For fours years we have been stuck in a bilious, amoral national haze driven by a leader disinterested in leadership and offended by the idea of service. Opposition and resistance were the watchwords on the Left from the day of his election. On the Right, the reality has finally sunk in for an ever-increasing chorus in the closing days of his time in power that supporting a President who has proven to be both disinterested in governing and unable to be corralled by better public servants (John Kelly et. al.) has reintroduced political violence to American politics. The response to this clarity cannot be to ignore the mean, violent, recent past in naive (or cynical) calls for unity that deny the nation’s need for accountability. We, as a nation, must look squarely at where we have arrived and to look forward for a new path that provides us justice for the crimes against community and humanity that we’ve allowed to parade as leadership and leaves behind the petty conflicts that ignore what Americans need from leadership and have turned us away from civic life.
Let us be clear: there is no rebuild. “Rebuilding”, “return”, and “again” narratives all suggest that we have ever had the nation that we want. The America we have had up to now has never been true to the best vision and highest ideals of the idea of America. We need to make America. Period. No modifier.

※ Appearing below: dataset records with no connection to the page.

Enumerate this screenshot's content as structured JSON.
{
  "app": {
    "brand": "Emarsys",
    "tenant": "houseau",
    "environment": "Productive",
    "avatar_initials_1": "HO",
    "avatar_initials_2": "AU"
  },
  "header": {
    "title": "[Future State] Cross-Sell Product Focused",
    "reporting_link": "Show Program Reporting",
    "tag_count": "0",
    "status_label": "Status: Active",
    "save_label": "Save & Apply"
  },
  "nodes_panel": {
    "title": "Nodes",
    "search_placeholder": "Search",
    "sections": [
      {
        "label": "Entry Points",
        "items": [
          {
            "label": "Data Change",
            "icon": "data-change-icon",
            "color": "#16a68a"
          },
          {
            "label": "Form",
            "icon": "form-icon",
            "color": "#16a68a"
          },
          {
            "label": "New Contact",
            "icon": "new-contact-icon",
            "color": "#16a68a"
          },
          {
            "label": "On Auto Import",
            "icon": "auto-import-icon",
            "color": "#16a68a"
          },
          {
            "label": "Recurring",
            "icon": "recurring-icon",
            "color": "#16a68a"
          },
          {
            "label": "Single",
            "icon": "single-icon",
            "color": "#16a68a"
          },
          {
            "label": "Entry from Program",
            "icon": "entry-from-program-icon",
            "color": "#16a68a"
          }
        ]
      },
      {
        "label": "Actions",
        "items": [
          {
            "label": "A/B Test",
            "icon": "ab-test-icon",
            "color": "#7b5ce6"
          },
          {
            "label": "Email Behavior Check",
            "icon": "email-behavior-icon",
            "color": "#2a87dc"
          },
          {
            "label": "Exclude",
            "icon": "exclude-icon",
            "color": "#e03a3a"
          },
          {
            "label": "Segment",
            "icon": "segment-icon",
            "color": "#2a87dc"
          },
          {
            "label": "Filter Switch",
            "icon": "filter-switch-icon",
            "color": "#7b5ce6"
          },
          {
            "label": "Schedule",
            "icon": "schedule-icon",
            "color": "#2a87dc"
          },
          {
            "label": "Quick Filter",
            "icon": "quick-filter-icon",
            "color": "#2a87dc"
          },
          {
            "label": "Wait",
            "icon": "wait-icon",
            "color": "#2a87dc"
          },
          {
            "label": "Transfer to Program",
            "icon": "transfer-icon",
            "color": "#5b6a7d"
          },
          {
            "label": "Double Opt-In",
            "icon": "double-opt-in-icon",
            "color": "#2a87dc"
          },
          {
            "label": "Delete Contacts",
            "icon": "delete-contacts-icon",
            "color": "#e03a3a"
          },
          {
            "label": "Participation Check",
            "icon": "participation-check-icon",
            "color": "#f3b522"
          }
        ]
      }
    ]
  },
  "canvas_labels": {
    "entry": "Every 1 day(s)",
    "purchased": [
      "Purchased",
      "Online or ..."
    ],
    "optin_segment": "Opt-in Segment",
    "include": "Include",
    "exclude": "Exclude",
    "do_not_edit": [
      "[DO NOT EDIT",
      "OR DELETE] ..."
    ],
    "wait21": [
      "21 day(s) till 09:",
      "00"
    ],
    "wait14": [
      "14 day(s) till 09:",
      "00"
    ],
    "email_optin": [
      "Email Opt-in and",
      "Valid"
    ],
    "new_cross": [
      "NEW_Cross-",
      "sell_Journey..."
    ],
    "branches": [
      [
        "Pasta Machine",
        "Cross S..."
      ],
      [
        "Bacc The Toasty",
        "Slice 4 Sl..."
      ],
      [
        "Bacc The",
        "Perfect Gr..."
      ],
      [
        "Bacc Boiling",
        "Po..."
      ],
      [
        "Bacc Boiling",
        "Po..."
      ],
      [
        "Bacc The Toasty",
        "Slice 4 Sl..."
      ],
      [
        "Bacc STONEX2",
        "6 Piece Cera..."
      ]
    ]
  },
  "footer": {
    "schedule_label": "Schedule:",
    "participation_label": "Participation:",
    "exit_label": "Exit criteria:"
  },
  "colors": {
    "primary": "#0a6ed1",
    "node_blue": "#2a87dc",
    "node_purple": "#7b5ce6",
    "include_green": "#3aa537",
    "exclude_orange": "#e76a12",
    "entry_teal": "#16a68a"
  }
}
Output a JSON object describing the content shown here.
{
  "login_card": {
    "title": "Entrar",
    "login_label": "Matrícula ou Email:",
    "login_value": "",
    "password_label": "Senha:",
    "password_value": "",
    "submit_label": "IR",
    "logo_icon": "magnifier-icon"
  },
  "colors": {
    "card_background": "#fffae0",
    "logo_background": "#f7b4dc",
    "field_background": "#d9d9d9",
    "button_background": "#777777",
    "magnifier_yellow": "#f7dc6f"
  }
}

Millions of Americans greeted the rise of President Trump that arrived as the culmination of a four-decade-long process of expanding inequality of both opportunity and outcomes and a creeping futurelessness amongst communities that had been the working-class foundation of post-World War II emergence of the American middle class. Many of these Americans who watched the first four years of the Trump Administration unfold with the volume turned down (or off) wanted four more years of the policies that the Trump Administration delivered. More wealth for the wealthy. More comforting but dishonest truisms about a future more like our fictional past. More judges for the minority conservative ideologues who leverage the anti-democratic features of our republic to maintain their minority power. For most of these Americans, President Trump was an aberration to be ignored, to be minimized, to handwave away, to dismiss. He was a president whose behavior wasn’t the point: it was a distraction to ignore and the consequences of which were to be minimized. “Of course I don’t want my children to act like him, they never would.” But if America follows Trump’s example, America will not survive.
Many of those millions who had supported and voted for President Trump have been left unmoored and untethered by the last week’s events. Unintentionally and unknowingly, they were made accomplices to an insurrection they never intended to join.
But if the futurelessness, the fear of a transforming nation and world leaving them behind is the source of the underlying anxiety that led them toward President Trump in the first place (and very much away from both the corporate, elite worldview offered by the neoliberal wing of the Democratic Party and the self-righteous smugness of the coastal, urban Left), the ascendence of a liberal wave that seemingly demands their exclusion is outright terrifying. There is no justification for violence, no possible validation for the desperate embrace of white supremacy. AND there is real fear, uncertainty, and a sense of being not only left behind but outright excluded from the future deeply held by a huge swath of America. If America is about inclusion, then we must include. Not the desperate, dangerous ideology — there can be no room for oppression, no unity with people uninterested in community. Space and opportunity for the people afraid for their future must be part of the plan and the worldview. We must take care to exclude the ideology without excluding people willing to embrace a new path.
If there is no rebuild, what are we building? What do we mean by America? What does a nation of safety, freedom, justice, and compassion look like? How do we measure success? What do we make possible? How do we take care of each other? These are the questions we must, as a nation, answer with clarity and conviction if we are to ensure we bring the whole country with us. And we cannot take our moral stances as givens. The Left cannot continue to fall prey to the sense that all of our answers are obvious. To the futureless, our posture is smug and our “well obviously” arguments are elitist, tone-deaf, and exclusionary. There is an objective difference between “protest” and “insurrection.” But the difference between criminality and civil disobedience is subjective, based on our moral worldview. Consistent, positive moral declaration and demonstration is just as fundamental to reclaiming moral collapse as accurate, credible information is to combatting misinformation.
We need a story of America, a path forward that does not make room for rioters and insurrectionists, that doesn’t integrate ideologies of oppression, but moves us out of the pendulum swing, gets us beyond the tit-for-tat, the constant demand for retribution, the unproductive desire to impose. We are not free. We must create freedom by ensuring safety for all Americans — physical, spiritual, economic — through systems that make us free: ethics reform, democracy reform, new housing and food systems, investing directly in all Americans. America is not just. We must create justice by claiming moral ground, expressing moral leadership and applying it regularly and consistently, expelling (not excusing) faithless actors, and investing in public and community health. If America is an idea that stands for a nation equal, just, and free, then this is what it means to make America. First, we declare what we want America to mean rather than being driven toward seemingly inevitable conflict by our mean, broken past. Then, we create that future, the America we need by allowing that vision to guide our present.